For 34-nt RNA LCS1co, overall 29 sequential connectivities were successfully established (see Fig. 4) using 4D HPCH, whereas 3D HCP experiment could provide only 4 such sequential links unambiguously in the same experimental acquisition time. Comparatively, the previously reported 4D Caro,Cribo-NOESY and 4D HC(P)CH experiments provided 17 and 19 sequential links respectively, which reflects the difficulty of the investigated RNA sample. It is to be noted that among the assigned correlations are included some of the residues that belong to internal/hairpin loops and bulges (e.g. G8–U9, A10–G11, A17–A18, G23–U24, U24–U25 and C29–A30) which were notoriously difficult to assign by previously reported methods. Interestingly, 4D HPCH and 4D NOESY experiments provide complementary data for sequential assignment. The four missing assignments are either due to structural mobility, manifesting in enhanced relaxation during coherence transfer periods or due to weaker H3′–P/C4′–P couplings.
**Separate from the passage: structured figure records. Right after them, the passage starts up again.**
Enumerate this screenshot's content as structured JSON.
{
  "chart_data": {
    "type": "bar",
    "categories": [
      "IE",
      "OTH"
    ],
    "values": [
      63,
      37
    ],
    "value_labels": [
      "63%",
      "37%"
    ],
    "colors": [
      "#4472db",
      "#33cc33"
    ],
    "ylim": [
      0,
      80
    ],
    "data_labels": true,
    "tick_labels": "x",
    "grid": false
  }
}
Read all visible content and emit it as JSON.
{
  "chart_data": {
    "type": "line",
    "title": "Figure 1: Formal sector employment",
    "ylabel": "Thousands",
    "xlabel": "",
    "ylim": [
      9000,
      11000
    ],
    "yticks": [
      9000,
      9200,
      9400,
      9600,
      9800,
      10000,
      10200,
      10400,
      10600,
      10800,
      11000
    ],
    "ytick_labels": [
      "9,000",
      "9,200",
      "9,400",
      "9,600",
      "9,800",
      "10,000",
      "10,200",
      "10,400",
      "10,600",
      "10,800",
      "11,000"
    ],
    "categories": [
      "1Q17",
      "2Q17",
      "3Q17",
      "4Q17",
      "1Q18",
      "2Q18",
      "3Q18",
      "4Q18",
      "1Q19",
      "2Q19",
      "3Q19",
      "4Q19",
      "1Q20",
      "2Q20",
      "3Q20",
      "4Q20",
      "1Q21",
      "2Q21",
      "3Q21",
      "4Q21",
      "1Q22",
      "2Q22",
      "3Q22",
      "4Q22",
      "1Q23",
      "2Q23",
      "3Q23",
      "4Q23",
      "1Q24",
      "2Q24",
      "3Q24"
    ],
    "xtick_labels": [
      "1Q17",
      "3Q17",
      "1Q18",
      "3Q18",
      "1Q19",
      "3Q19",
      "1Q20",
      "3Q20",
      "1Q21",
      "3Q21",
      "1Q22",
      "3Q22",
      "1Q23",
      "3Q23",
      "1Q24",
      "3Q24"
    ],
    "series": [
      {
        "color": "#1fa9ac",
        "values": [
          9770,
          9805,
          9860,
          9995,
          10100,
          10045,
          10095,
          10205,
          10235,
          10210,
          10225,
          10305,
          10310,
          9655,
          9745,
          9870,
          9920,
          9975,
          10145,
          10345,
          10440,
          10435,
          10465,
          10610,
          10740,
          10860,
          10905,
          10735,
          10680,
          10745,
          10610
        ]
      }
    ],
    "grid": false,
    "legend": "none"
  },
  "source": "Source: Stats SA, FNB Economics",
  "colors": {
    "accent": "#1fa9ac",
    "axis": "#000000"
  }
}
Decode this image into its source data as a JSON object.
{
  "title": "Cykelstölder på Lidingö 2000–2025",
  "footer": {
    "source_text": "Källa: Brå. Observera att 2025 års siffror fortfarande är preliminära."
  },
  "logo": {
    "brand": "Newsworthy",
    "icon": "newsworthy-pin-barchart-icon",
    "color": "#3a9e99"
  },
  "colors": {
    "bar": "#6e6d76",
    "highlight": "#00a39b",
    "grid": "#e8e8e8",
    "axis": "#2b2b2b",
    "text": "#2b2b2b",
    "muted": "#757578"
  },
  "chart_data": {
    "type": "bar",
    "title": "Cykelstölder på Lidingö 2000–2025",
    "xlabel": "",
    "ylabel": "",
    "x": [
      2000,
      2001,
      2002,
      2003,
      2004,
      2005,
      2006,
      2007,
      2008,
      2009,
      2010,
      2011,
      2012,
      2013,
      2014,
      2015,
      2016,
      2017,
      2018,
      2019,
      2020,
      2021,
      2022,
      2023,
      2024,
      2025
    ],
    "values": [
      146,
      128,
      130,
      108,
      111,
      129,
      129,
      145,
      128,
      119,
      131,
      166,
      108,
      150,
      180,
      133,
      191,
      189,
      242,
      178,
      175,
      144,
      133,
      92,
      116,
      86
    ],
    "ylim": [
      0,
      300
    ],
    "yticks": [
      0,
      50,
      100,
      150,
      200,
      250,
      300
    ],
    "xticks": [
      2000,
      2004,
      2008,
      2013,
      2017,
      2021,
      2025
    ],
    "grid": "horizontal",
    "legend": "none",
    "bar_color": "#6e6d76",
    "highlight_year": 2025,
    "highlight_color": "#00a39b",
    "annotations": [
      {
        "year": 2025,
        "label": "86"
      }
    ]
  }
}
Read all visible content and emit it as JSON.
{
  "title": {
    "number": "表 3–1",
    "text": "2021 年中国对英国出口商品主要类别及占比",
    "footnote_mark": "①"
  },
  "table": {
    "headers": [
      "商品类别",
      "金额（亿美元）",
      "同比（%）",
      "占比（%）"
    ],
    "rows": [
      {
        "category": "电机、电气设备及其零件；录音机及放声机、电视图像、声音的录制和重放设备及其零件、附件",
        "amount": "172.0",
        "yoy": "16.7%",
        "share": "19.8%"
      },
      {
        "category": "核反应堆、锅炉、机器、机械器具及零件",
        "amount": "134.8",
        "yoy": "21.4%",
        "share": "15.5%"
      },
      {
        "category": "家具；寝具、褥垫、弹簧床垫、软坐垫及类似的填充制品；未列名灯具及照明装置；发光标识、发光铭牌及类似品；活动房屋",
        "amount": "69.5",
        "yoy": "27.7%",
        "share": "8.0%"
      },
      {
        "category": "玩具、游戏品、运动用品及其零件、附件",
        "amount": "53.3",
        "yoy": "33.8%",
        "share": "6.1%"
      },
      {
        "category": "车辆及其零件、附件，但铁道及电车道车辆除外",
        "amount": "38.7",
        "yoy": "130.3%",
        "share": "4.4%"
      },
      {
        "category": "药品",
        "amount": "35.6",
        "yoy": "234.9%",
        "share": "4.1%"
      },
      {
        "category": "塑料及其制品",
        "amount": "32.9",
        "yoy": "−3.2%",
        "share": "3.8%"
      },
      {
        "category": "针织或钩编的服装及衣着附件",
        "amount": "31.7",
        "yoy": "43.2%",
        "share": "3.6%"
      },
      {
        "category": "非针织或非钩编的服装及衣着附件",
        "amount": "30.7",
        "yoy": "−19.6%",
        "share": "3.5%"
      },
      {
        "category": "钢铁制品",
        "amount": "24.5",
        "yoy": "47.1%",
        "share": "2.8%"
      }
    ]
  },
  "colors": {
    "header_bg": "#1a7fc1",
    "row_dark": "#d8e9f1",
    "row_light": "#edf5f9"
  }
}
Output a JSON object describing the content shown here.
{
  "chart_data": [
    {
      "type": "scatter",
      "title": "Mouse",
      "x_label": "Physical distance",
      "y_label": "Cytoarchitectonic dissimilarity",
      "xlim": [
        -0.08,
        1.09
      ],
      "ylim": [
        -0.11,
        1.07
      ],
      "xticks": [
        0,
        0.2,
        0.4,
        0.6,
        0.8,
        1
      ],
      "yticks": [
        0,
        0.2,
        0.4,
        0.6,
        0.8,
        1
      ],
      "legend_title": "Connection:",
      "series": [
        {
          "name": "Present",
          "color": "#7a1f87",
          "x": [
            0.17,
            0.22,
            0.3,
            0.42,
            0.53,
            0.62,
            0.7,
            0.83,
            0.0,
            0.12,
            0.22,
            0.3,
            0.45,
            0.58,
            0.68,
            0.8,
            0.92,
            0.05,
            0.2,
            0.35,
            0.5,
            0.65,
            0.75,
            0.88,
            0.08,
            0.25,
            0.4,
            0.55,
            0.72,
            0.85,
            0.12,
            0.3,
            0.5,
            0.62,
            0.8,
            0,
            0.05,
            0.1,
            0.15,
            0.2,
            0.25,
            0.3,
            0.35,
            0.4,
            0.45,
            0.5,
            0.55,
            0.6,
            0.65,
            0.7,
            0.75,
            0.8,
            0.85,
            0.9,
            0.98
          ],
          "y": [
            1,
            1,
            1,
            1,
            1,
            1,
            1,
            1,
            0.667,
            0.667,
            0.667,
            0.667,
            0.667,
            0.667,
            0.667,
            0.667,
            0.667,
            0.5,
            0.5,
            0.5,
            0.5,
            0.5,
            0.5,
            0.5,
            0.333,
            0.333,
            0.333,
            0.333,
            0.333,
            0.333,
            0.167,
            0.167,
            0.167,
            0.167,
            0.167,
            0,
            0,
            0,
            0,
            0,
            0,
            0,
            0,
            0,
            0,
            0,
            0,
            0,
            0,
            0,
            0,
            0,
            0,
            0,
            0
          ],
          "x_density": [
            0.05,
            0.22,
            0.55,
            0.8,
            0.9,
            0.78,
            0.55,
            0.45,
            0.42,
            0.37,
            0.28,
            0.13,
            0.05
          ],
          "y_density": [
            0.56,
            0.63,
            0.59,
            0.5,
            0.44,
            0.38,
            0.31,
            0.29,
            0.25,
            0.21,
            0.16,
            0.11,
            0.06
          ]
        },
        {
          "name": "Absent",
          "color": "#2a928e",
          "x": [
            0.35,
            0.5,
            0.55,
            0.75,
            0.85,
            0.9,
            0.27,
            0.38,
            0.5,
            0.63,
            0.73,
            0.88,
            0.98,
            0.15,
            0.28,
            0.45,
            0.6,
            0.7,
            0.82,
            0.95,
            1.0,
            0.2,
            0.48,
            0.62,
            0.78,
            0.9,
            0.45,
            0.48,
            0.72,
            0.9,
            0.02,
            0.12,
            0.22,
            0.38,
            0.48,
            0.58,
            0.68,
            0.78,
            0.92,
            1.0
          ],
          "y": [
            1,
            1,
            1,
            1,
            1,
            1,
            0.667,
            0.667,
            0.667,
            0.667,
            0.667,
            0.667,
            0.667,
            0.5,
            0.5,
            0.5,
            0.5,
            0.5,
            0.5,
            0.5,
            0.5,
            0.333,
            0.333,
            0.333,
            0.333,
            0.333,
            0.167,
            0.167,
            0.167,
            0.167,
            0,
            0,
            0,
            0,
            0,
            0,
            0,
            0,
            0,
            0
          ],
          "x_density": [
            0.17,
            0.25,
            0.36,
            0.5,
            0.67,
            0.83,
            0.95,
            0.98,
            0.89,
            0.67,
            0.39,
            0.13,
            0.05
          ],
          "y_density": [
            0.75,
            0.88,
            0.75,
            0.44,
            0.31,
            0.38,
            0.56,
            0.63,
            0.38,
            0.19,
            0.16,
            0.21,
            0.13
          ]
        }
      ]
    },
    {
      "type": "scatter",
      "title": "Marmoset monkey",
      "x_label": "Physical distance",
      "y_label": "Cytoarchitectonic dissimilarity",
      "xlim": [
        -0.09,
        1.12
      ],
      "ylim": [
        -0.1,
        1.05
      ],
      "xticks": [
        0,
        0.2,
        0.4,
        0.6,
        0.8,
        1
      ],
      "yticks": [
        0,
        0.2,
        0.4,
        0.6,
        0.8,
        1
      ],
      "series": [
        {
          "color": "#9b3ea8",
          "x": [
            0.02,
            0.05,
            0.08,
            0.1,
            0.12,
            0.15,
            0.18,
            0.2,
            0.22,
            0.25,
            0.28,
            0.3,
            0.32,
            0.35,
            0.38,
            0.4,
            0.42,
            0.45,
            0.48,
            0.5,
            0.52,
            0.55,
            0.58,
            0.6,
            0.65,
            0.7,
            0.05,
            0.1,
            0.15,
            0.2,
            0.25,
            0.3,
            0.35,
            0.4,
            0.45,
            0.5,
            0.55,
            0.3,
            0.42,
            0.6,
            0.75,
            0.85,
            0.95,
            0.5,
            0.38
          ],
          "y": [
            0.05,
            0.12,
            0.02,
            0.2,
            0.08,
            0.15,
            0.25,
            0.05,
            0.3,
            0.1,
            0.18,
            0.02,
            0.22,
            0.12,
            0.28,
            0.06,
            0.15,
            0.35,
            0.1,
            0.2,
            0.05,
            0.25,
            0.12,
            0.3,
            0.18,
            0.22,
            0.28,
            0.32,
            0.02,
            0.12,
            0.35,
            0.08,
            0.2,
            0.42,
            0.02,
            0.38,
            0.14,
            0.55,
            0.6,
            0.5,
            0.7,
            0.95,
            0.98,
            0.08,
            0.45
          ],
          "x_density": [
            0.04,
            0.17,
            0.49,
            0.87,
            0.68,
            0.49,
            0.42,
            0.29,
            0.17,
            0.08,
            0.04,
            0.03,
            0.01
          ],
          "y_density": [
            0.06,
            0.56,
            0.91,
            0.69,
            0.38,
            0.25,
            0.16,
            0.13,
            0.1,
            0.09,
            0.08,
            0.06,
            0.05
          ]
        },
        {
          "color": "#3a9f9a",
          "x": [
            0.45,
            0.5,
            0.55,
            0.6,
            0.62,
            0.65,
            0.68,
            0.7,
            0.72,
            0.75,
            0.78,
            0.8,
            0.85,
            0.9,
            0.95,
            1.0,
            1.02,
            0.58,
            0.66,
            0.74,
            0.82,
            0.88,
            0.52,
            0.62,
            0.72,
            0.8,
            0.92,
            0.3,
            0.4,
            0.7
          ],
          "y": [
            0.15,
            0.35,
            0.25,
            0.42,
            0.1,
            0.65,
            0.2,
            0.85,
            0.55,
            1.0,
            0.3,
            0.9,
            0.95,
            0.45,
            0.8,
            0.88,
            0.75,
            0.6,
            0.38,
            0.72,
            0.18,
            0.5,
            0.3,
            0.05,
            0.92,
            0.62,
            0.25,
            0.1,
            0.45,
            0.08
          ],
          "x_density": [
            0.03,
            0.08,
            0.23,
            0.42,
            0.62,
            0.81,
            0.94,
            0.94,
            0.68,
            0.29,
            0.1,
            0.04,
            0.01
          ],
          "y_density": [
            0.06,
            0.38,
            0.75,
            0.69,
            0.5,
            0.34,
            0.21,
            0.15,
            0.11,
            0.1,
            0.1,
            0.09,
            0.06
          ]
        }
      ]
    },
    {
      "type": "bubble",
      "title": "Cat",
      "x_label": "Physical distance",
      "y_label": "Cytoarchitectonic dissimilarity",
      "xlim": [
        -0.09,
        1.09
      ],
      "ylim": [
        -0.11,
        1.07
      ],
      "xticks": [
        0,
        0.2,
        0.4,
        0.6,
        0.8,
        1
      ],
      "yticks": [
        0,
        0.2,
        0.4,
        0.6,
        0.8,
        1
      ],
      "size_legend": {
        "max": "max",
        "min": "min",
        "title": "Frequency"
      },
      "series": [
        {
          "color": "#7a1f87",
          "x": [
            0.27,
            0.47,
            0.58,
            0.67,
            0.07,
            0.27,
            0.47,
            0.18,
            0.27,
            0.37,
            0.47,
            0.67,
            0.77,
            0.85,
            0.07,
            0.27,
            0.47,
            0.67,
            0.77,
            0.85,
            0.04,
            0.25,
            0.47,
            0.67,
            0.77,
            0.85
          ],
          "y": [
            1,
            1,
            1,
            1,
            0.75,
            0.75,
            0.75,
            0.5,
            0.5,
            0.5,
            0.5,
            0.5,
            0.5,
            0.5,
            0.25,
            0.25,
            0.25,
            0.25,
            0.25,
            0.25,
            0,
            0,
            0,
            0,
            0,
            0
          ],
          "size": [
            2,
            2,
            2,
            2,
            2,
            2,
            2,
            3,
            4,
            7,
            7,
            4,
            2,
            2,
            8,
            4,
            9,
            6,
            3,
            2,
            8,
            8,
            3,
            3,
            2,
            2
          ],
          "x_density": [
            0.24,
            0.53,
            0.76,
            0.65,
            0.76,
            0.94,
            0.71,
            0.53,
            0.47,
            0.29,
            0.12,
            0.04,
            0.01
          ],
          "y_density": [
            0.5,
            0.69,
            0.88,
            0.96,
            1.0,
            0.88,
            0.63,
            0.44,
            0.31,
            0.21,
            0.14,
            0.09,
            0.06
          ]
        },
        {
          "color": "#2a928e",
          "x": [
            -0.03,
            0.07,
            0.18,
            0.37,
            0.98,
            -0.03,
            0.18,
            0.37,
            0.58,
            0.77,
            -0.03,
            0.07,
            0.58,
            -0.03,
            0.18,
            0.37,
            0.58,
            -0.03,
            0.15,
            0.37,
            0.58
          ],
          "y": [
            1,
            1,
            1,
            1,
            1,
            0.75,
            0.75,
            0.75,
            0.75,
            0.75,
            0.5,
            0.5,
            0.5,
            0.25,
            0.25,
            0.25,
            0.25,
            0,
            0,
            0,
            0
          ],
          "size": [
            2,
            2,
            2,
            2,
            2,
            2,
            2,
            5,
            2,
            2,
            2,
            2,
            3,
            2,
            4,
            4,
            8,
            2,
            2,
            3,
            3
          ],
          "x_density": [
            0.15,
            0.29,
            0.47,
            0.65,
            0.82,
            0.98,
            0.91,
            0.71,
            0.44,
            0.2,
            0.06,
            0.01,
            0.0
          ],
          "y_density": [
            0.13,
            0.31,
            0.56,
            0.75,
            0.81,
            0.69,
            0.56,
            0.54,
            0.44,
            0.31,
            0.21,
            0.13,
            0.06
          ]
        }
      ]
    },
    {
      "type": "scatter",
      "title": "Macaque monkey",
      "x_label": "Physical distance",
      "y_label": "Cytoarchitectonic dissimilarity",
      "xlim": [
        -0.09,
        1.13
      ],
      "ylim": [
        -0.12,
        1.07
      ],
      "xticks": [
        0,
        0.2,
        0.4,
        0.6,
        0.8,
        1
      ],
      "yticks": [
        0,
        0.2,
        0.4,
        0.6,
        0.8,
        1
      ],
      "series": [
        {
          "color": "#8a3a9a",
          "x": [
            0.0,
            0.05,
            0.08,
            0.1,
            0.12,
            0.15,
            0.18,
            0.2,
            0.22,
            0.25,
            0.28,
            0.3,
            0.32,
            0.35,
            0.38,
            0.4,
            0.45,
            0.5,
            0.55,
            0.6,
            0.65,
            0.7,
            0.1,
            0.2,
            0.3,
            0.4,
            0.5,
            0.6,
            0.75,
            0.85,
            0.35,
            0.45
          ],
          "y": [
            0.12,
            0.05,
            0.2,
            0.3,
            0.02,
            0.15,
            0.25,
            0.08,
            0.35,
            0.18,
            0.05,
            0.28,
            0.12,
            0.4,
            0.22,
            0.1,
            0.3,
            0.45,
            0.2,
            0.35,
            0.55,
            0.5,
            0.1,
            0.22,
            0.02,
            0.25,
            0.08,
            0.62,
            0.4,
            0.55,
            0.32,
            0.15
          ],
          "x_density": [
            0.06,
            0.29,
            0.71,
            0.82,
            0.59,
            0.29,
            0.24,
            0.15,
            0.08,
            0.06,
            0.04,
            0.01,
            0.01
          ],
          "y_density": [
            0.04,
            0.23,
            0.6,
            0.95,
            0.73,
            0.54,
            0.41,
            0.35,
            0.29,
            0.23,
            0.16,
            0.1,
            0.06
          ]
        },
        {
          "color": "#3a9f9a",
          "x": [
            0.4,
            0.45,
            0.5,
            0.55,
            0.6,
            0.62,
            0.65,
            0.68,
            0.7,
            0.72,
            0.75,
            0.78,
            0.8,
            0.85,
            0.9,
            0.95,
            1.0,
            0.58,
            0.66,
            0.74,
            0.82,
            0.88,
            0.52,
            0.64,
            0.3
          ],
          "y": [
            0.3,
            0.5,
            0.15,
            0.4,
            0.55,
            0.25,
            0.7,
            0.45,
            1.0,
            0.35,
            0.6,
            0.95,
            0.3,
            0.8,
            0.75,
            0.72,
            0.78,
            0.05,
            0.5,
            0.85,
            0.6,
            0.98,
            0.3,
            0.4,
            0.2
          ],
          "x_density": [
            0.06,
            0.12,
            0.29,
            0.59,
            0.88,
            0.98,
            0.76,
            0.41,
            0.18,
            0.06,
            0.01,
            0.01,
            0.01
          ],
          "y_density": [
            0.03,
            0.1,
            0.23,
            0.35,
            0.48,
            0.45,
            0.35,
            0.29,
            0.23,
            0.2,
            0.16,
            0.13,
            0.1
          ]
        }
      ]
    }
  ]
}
Nevertheless, with 4D HPCH experiment, along with stem regions, we were able to assign most of the non-stem regions (bulges, internal- and hairpin-loops) in moderately sized RNA. The experiment complements the set of recently reported high dimensional experiments, 4D HC(P)CH, 5D HCP-CCH COSY (Krahenbuhl et al. 2014), 4D-NUS Caro,Cribo-NOESY (Stanek et al. 2013b) and 4D HC(P)CH (Saxena et al. 2014), dedicated for sequential resonance assignment in RNAs.

Fig. 4

The schematic representation of the investigated 34-nt RNA showing the sequential connectivities assigned in the 3D HCP and 4D HCPCH spectrum. Blue arrows indicate the sequential correlations unambiguously assigned using 3D HCP experiment, while orange arrows indicate sequential connectivities obtained from C4′/H4′ selective 4D HPCH experiment. Non assigned correlations are marked with the grey arrows

Conclusions

In summary, we have presented a novel NMR pulse sequence for sequential assignment in RNAs via highly-resolved C4′–H4′ correlation. The sequential peaks were effectively resolved along the intranucleotide H3′–P planes. The experiment ideally complement the 4D HC(P)CH experiment by relying on different coupling constants for magnetization transfer to generate uniformly intense cross peaks in different regions of the RNA spectrum. The attenuated relaxation due to MQ coherences and C4′/H4′ selectivity in the experiment partially compensated the sensitivity losses entailing the increased dimensionality. Band selective inversion pulses were used to prevent signal modulation due to C4′–C3′, C4′–C5′ couplings and to indirectly select the C4′/H4′ region. Employing high dimensionality and non-uniform sampling, the novel method allows for the assignment of most of the sequential links in highly overlapped NMR spectra of RNAs. Given the outstanding sensitivity and spectral resolution of the NMR approach, we envisage useful applications for the assignment of hairpin/internal loop and bulge regions in RNAs. The comparative study with other experiments suggests that the presented experiment can be especially beneficial for assigning such regions in RNA. Despite lower sensitivity, the proposed experiment clearly outperforms the conventional sequential correlation approaches for RNAs which suffer from critical spectra overlap. The experiment is proposed as a complementary tool to 3D HCP, 3D/4D NOESY experiments and augments the set of high dimensional experiments aimed at improving resolution and reducing ambiguities during resonance assignments in RNAs with poor chemical shift dispersion.